JavaScript files are a bit different - by default, they block HTML parsing until the JavaScript file is loaded and then parsed. There are two attributes you can add to script tags to improve this: defer
and async
. Both allow the parser to continue while the JavaScript file loads in the background, but they function differently in how they are executed. More on this:
defer
means the execution of the file will be deferred until after the document has been parsed. If multiple files have the defer attribute, they will execute in the order they were discovered in the HTML.
<script type="text/javascript" src="script.js" defer>
async
means the file will execute as soon as it's loaded, which can be during or after the parsing process, and thus the order in which asynchronous scripts are executed cannot be guaranteed.
<script type="text/javascript" src="script.js" async>
Moreover, modern browsers will continue to scan HTML while it's blocked and "look ahead" to see what external resources are defined further on, then load them. How browsers do this varies, so it's unreliable to expect them to behave in a specific way. To mark a resource as important and thus more likely to be loaded early in the rendering process, you can use the link tag with rel="preload".
<link href="style.css" rel="preload" as="style" />
CSSOM is a map of all CSS selectors and their corresponding properties for each selector in a tree format with root, sibling, descendant, child elements, etc. CSSOM is very similar to the Document Object Model (DOM). Both are part of the rendering path, which is a series of steps that must happen for a website to be rendered correctly.
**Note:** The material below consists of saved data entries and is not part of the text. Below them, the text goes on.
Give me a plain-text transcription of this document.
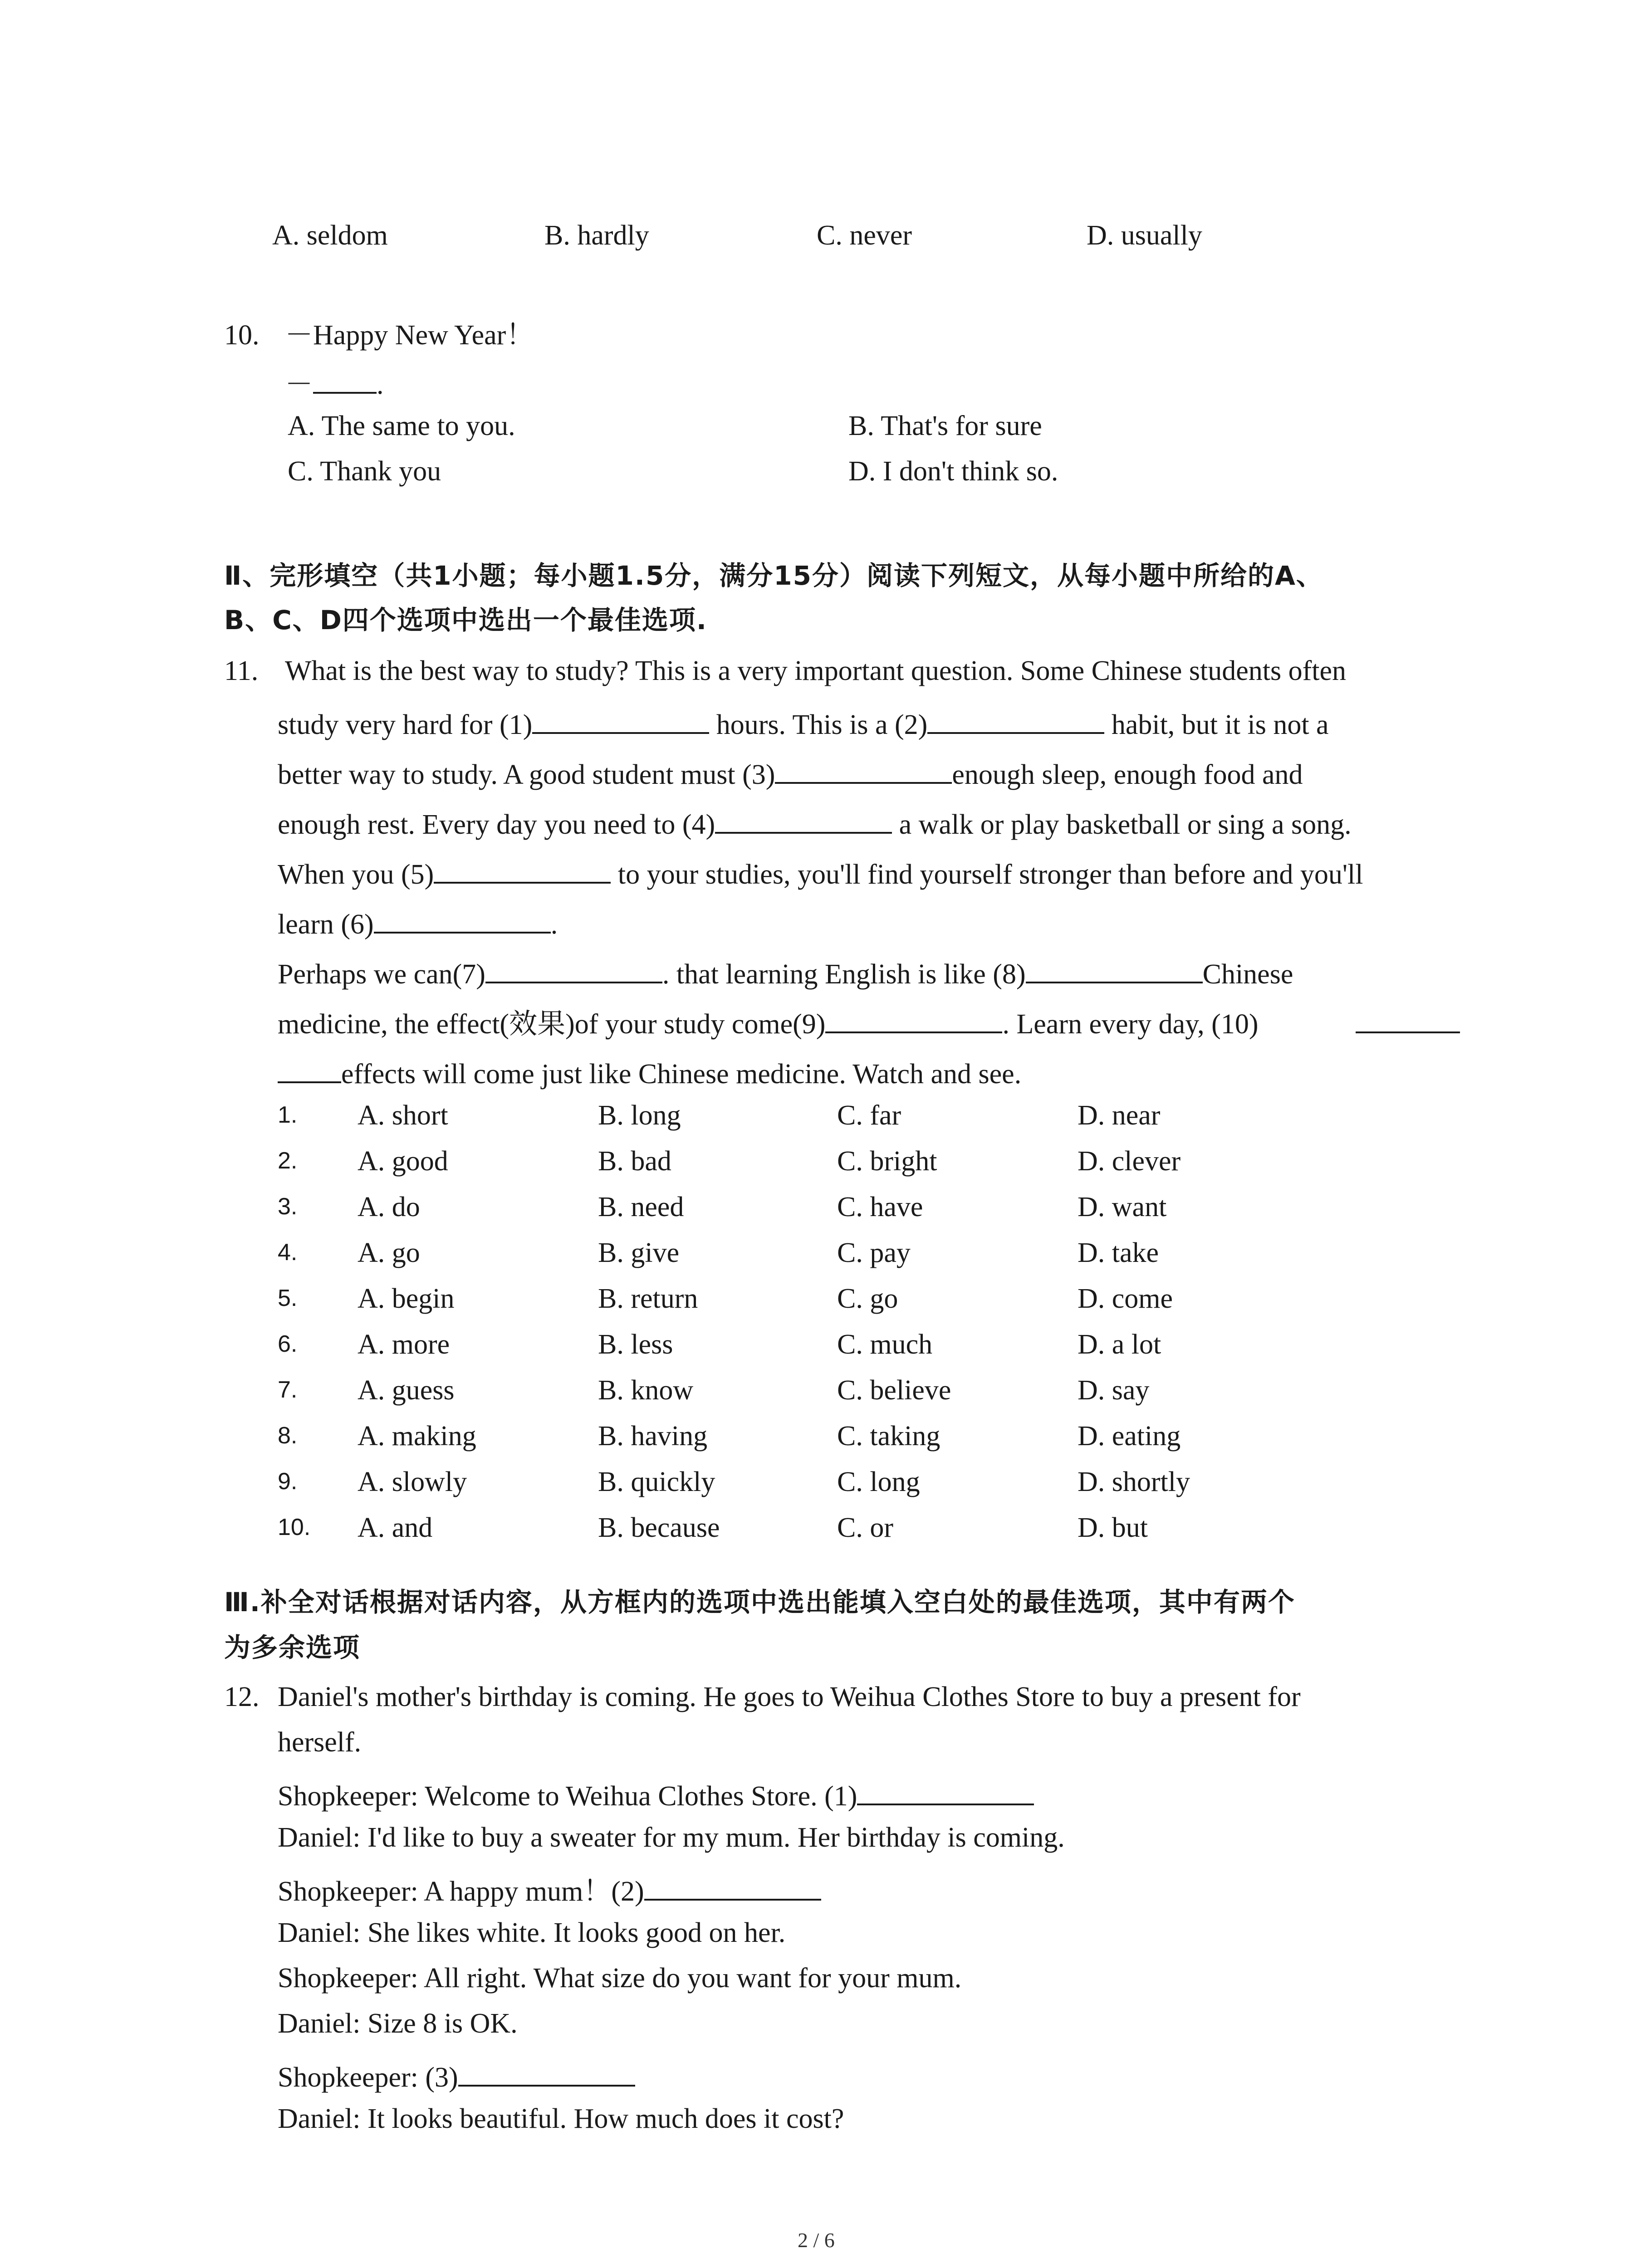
A. seldom	B. hardly	C. never	D. usually
10. －Happy New Year！
－ .
A. The same to you.	B. That's for sure
C. Thank you	D. I don't think so.
Ⅱ、完形填空（共1小题；每小题1.5分，满分15分）阅读下列短文，从每小题中所给的A、
B、C、D四个选项中选出一个最佳选项.
11. What is the best way to study? This is a very important question. Some Chinese students often
study very hard for (1)	hours. This is a (2)	habit, but it is not a
better way to study. A good student must (3)	enough sleep, enough food and
enough rest. Every day you need to (4)	a walk or play basketball or sing a song.
When you (5)	to your studies, you'll find yourself stronger than before and you'll
learn (6)	.
Perhaps we can(7)	. that learning English is like (8)	Chinese
medicine, the effect(效果)of your study come(9)	. Learn every day, (10)
effects will come just like Chinese medicine. Watch and see.
1. A. short	B. long	C. far	D. near
2. A. good	B. bad	C. bright	D. clever
3. A. do	B. need	C. have	D. want
4. A. go	B. give	C. pay	D. take
5. A. begin	B. return	C. go	D. come
6. A. more	B. less	C. much	D. a lot
7. A. guess	B. know	C. believe	D. say
8. A. making	B. having	C. taking	D. eating
9. A. slowly	B. quickly	C. long	D. shortly
10. A. and	B. because	C. or	D. but
Ⅲ.补全对话根据对话内容，从方框内的选项中选出能填入空白处的最佳选项，其中有两个
为多余选项
12. Daniel's mother's birthday is coming. He goes to Weihua Clothes Store to buy a present for
herself.
Shopkeeper: Welcome to Weihua Clothes Store. (1)
Daniel: I'd like to buy a sweater for my mum. Her birthday is coming.
Shopkeeper: A happy mum！(2)
Daniel: She likes white. It looks good on her.
Shopkeeper: All right. What size do you want for your mum.
Daniel: Size 8 is OK.
Shopkeeper: (3)
Daniel: It looks beautiful. How much does it cost?
2 / 6
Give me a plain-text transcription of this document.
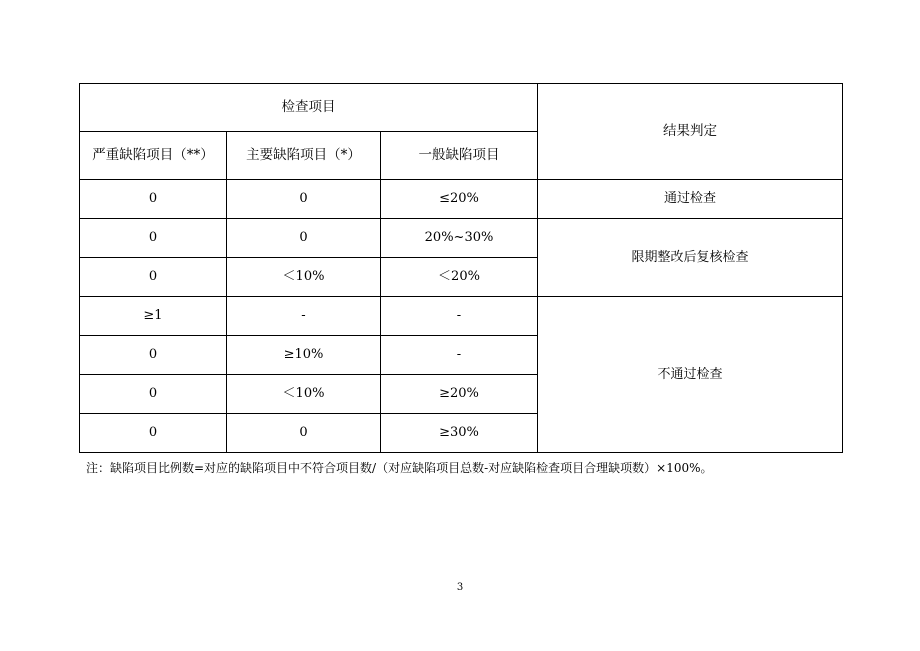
检查项目			结果判定
严重缺陷项目（**）	主要缺陷项目（*）	一般缺陷项目	
0	0	≤20%	通过检查
0	0	20%~30%	限期整改后复核检查
0	＜10%	＜20%	
≥1	-	-	不通过检查
0	≥10%	-	
0	＜10%	≥20%	
0	0	≥30%	
注：缺陷项目比例数=对应的缺陷项目中不符合项目数/（对应缺陷项目总数-对应缺陷检查项目合理缺项数）×100%。
3
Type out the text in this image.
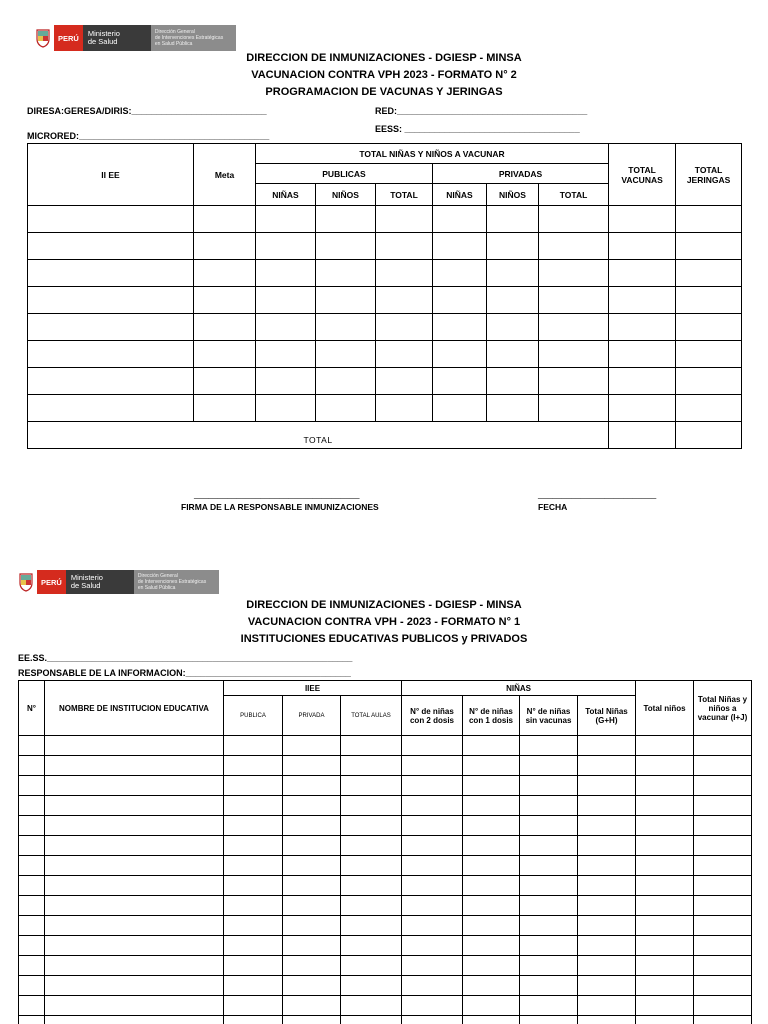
PERÚ	Ministerio
de Salud
Dirección General
de Intervenciones Estratégicas
en Salud Pública
DIRECCION DE INMUNIZACIONES - DGIESP - MINSA
VACUNACION CONTRA VPH 2023 - FORMATO N° 2
PROGRAMACION DE VACUNAS Y JERINGAS
DIRESA:GERESA/DIRIS:___________________________	RED:______________________________________
EESS: ___________________________________
MICRORED:______________________________________
II EE	Meta	TOTAL NIÑAS Y NIÑOS A VACUNAR						TOTAL VACUNAS	TOTAL JERINGAS
		PUBLICAS			PRIVADAS				
		NIÑAS	NIÑOS	TOTAL	NIÑAS	NIÑOS	TOTAL		

TOTAL									
___________________________________
FIRMA DE LA RESPONSABLE INMUNIZACIONES
_________________________
FECHA
PERÚ	Ministerio
de Salud
Dirección General
de Intervenciones Estratégicas
en Salud Pública
DIRECCION DE INMUNIZACIONES - DGIESP - MINSA
VACUNACION CONTRA VPH - 2023 - FORMATO N° 1
INSTITUCIONES EDUCATIVAS PUBLICOS y PRIVADOS
EE.SS._____________________________________________________________
RESPONSABLE DE LA INFORMACION:_________________________________
N°	NOMBRE DE INSTITUCION EDUCATIVA	IIEE			NIÑAS				Total niños	Total Niñas y niños a vacunar (I+J)
		PUBLICA	PRIVADA	TOTAL AULAS	N° de niñas con 2 dosis	N° de niñas con 1 dosis	N° de niñas sin vacunas	Total Niñas (G+H)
CSSOM, together with DOM, is necessary to build the render tree, which in turn is used by the browser to lay out and paint the web page.
Like HTML and DOM, when CSS files are loaded, they need to be parsed and transformed into a tree - this time, CSSOM. It describes all the CSS selectors on the page, their hierarchy, and their properties.
CSSOM differs from DOM in that it can't be constructed incrementally, as CSS rules can overwrite each other due to specificity. This is why CSS blocks rendering, as until all CSS is parsed and CSSOM is built, the browser can't know where and how to place each element on the screen.
Once synchronously loaded JavaScript and the DOM are fully parsed and ready, the document.DOMContentLoaded event is fired. For any scripts that require access to the DOM model, such as to manipulate it or listen for user interaction events, it's recommended to wait for this event before executing the scripts.
document.addEventListener('DOMContentLoaded', (event) => {
// You can now safely access the DOM
});
And after everything else, like asynchronous JavaScript, images, etc., has finished loading, the window.load event is fired.
window.addEventListener('load', (event) => {
// The page has now fully loaded
});
The render tree represents the combination of the DOM and CSSOM, and what will be rendered on the page. It doesn't necessarily mean that all nodes in the render tree will be visually present, for example, nodes with styles like opacity: 0
or visibility: hidden
will be included and can still be read by screen readers etc., whereas those set to display: none
will not be included. Additionally, tags like <head>
that don't contain visual information will always be skipped.
Different browsers have different rendering engines, just as is the case with JavaScript engines.
Now that we have the complete render tree, the browser knows what to render but not where to render it. Hence, the layout of the page (i.e., the position and size of each node) needs to be calculated. The rendering engine goes through the render tree from top to bottom, calculating the coordinates at which each node should be displayed.
Once this is done, the final step is to take this layout information and paint the pixels on the screen.
Et voilà! In the end, we have a fully rendered web page!